A major technical contribution is the development of a new model, termed the GDI Model, which is fine-tuned using a customized intelligence-preserving training strategy. The research identifies and addresses catastrophic forgetting—a common issue in the supervised fine-tuning (SFT) of MLLMs—by implementing Layer-wise Adaptive Freeze-Tuning (LW-AFT). This method selectively freezes a majority of the model's parameters during the SFT process, allowing only a select subset of domain-sensitive parameters to be updated, thereby retaining pre-trained domain-general knowledge.

Evaluation and Results

The benchmark was assessed using various state-of-the-art open-source and closed-source models, revealing notable differences in performance based on the decoupled axes of complexity. For example, the GPT-4o model excelled in reasoning tasks but showed limitations in visual processing. The proposed GDI-Model outperformed existing models on both previous benchmarks and the newly established GDI-Bench, highlighting its superior adaptability and generalization capabilities. A detailed analysis across GDI-Bench tasks demonstrates that the LW-AFT approach effectively mitigates forgetting without sacrificing performance on general datasets.

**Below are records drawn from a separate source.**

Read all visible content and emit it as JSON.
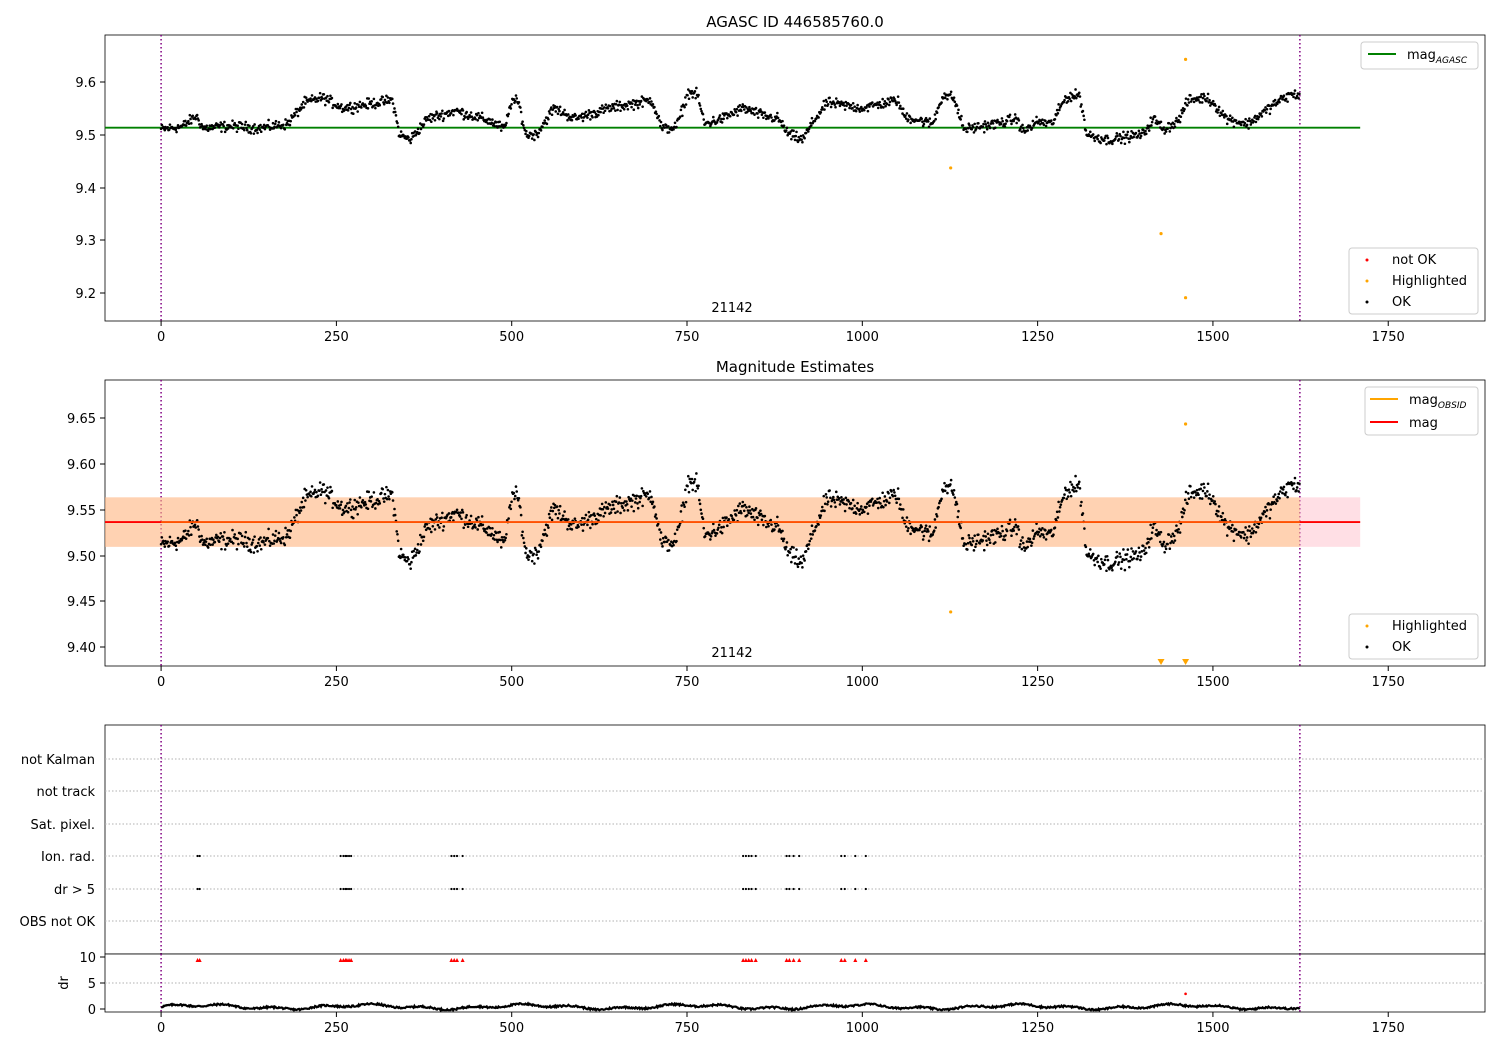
{
  "chart_data": [
    {
      "type": "scatter",
      "title": "AGASC ID 446585760.0",
      "annotation": "21142",
      "xlim": [
        -80,
        1888
      ],
      "ylim": [
        9.148,
        9.688
      ],
      "xticks": [
        0,
        250,
        500,
        750,
        1000,
        1250,
        1500,
        1750
      ],
      "yticks": [
        9.2,
        9.3,
        9.4,
        9.5,
        9.6
      ],
      "ytick_labels": [
        "9.2",
        "9.3",
        "9.4",
        "9.5",
        "9.6"
      ],
      "vlines": [
        0,
        1624
      ],
      "hline": {
        "y": 9.513,
        "x_range": [
          -80,
          1710
        ],
        "color": "#008000"
      },
      "series": [
        {
          "name": "OK",
          "color": "#000000",
          "profile": [
            [
              0,
              9.51
            ],
            [
              30,
              9.515
            ],
            [
              50,
              9.535
            ],
            [
              60,
              9.512
            ],
            [
              100,
              9.516
            ],
            [
              140,
              9.512
            ],
            [
              180,
              9.52
            ],
            [
              205,
              9.56
            ],
            [
              230,
              9.57
            ],
            [
              260,
              9.55
            ],
            [
              330,
              9.565
            ],
            [
              340,
              9.5
            ],
            [
              355,
              9.49
            ],
            [
              380,
              9.53
            ],
            [
              420,
              9.545
            ],
            [
              470,
              9.525
            ],
            [
              490,
              9.51
            ],
            [
              500,
              9.565
            ],
            [
              510,
              9.56
            ],
            [
              520,
              9.5
            ],
            [
              535,
              9.5
            ],
            [
              560,
              9.55
            ],
            [
              590,
              9.53
            ],
            [
              640,
              9.55
            ],
            [
              700,
              9.565
            ],
            [
              715,
              9.51
            ],
            [
              735,
              9.515
            ],
            [
              752,
              9.58
            ],
            [
              765,
              9.575
            ],
            [
              775,
              9.52
            ],
            [
              800,
              9.53
            ],
            [
              830,
              9.55
            ],
            [
              860,
              9.535
            ],
            [
              880,
              9.53
            ],
            [
              895,
              9.5
            ],
            [
              915,
              9.49
            ],
            [
              930,
              9.525
            ],
            [
              950,
              9.56
            ],
            [
              1000,
              9.55
            ],
            [
              1050,
              9.565
            ],
            [
              1060,
              9.535
            ],
            [
              1100,
              9.52
            ],
            [
              1115,
              9.575
            ],
            [
              1130,
              9.57
            ],
            [
              1145,
              9.51
            ],
            [
              1190,
              9.52
            ],
            [
              1220,
              9.53
            ],
            [
              1230,
              9.505
            ],
            [
              1250,
              9.525
            ],
            [
              1270,
              9.52
            ],
            [
              1290,
              9.57
            ],
            [
              1310,
              9.575
            ],
            [
              1320,
              9.5
            ],
            [
              1350,
              9.49
            ],
            [
              1400,
              9.5
            ],
            [
              1415,
              9.53
            ],
            [
              1430,
              9.51
            ],
            [
              1450,
              9.525
            ],
            [
              1465,
              9.565
            ],
            [
              1490,
              9.57
            ],
            [
              1500,
              9.56
            ],
            [
              1520,
              9.53
            ],
            [
              1550,
              9.52
            ],
            [
              1570,
              9.54
            ],
            [
              1590,
              9.56
            ],
            [
              1610,
              9.575
            ],
            [
              1624,
              9.575
            ]
          ]
        },
        {
          "name": "Highlighted",
          "color": "#ffa500",
          "points": [
            [
              1126,
              9.437
            ],
            [
              1461,
              9.642
            ],
            [
              1426,
              9.313
            ],
            [
              1461,
              9.192
            ]
          ]
        },
        {
          "name": "not OK",
          "color": "#ff0000",
          "points": []
        }
      ],
      "legends": [
        {
          "position": "top-right",
          "entries": [
            {
              "label": "mag",
              "sub": "AGASC",
              "color": "#008000",
              "kind": "line"
            }
          ]
        },
        {
          "position": "bottom-right",
          "entries": [
            {
              "label": "not OK",
              "color": "#ff0000",
              "kind": "dot"
            },
            {
              "label": "Highlighted",
              "color": "#ffa500",
              "kind": "dot"
            },
            {
              "label": "OK",
              "color": "#000000",
              "kind": "dot"
            }
          ]
        }
      ]
    },
    {
      "type": "scatter",
      "title": "Magnitude Estimates",
      "annotation": "21142",
      "xlim": [
        -80,
        1888
      ],
      "ylim": [
        9.378,
        9.69
      ],
      "xticks": [
        0,
        250,
        500,
        750,
        1000,
        1250,
        1500,
        1750
      ],
      "yticks": [
        9.4,
        9.45,
        9.5,
        9.55,
        9.6,
        9.65
      ],
      "ytick_labels": [
        "9.40",
        "9.45",
        "9.50",
        "9.55",
        "9.60",
        "9.65"
      ],
      "vlines": [
        0,
        1624
      ],
      "band_pink": {
        "y_range": [
          9.508,
          9.562
        ],
        "x_range": [
          -80,
          1710
        ],
        "color": "#ffc0cb"
      },
      "band_orange": {
        "y_range": [
          9.508,
          9.562
        ],
        "x_range": [
          -80,
          1624
        ],
        "color": "#ffa500"
      },
      "hline": {
        "y": 9.535,
        "x_range": [
          -80,
          1710
        ],
        "color": "#ff0000"
      },
      "series": [
        {
          "name": "OK",
          "color": "#000000"
        },
        {
          "name": "Highlighted",
          "color": "#ffa500",
          "points": [
            [
              1126,
              9.437
            ],
            [
              1461,
              9.642
            ]
          ],
          "clipped_x": [
            1426,
            1461
          ]
        }
      ],
      "legends": [
        {
          "position": "top-right",
          "entries": [
            {
              "label": "mag",
              "sub": "OBSID",
              "color": "#ffa500",
              "kind": "line"
            },
            {
              "label": "mag",
              "color": "#ff0000",
              "kind": "line"
            }
          ]
        },
        {
          "position": "bottom-right",
          "entries": [
            {
              "label": "Highlighted",
              "color": "#ffa500",
              "kind": "dot"
            },
            {
              "label": "OK",
              "color": "#000000",
              "kind": "dot"
            }
          ]
        }
      ]
    },
    {
      "type": "scatter",
      "xlim": [
        -80,
        1888
      ],
      "categories": [
        "not Kalman",
        "not track",
        "Sat. pixel.",
        "Ion. rad.",
        "dr > 5",
        "OBS not OK"
      ],
      "flag_x": [
        52,
        55,
        256,
        260,
        263,
        265,
        268,
        271,
        414,
        418,
        422,
        430,
        830,
        834,
        838,
        842,
        848,
        892,
        896,
        902,
        910,
        970,
        975,
        990,
        1005
      ]
    },
    {
      "type": "line",
      "xlim": [
        -80,
        1888
      ],
      "ylim": [
        -0.3,
        11.2
      ],
      "yticks": [
        0,
        5,
        10
      ],
      "ytick_labels": [
        "0",
        "5",
        "10"
      ],
      "ylabel": "dr",
      "xticks": [
        0,
        250,
        500,
        750,
        1000,
        1250,
        1500,
        1750
      ],
      "xtick_labels": [
        "0",
        "250",
        "500",
        "750",
        "1000",
        "1250",
        "1500",
        "1750"
      ],
      "vlines": [
        0,
        1624
      ],
      "clip_value": 10,
      "outlier": {
        "x": 1461,
        "y": 3.3
      }
    }
  ]
}
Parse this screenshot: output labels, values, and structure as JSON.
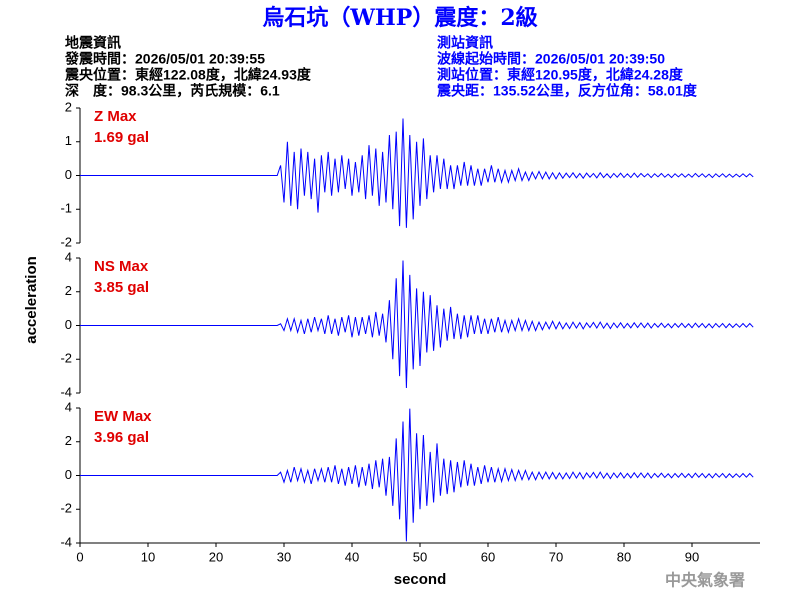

Implications and Future Directions

The introduction of GDI-Bench and the associated methodologies have significant implications for advancing document intelligence in AI research. By providing a nuanced framework for evaluating MLLMs, GDI-Bench drives the development of models capable of handling complex document analysis tasks, which are increasingly important in various real-world applications. The decoupled evaluation strategy sets a precedent for future benchmarks, advocating for more sophisticated approaches in assessing AI capabilities.

Future research could explore expanding GDI-Bench to include additional scenarios and task types, thereby increasing its applicability across broader domains. Furthermore, the integration of GDI-Bench with existing AI systems could enhance the development of models that require cross-modal comprehension and reasoning, offering valuable insights into the synergy between visual and linguistic data processing.

In conclusion, the paper on GDI-Bench presents a robust and detailed framework for evaluating multimodal document intelligence, with particular attention to overcoming challenges associated with catastrophic forgetting and disparate task requirements. This research marks a step forward in the structured assessment of AI models, encouraging further exploration into comprehensive benchmarking practices.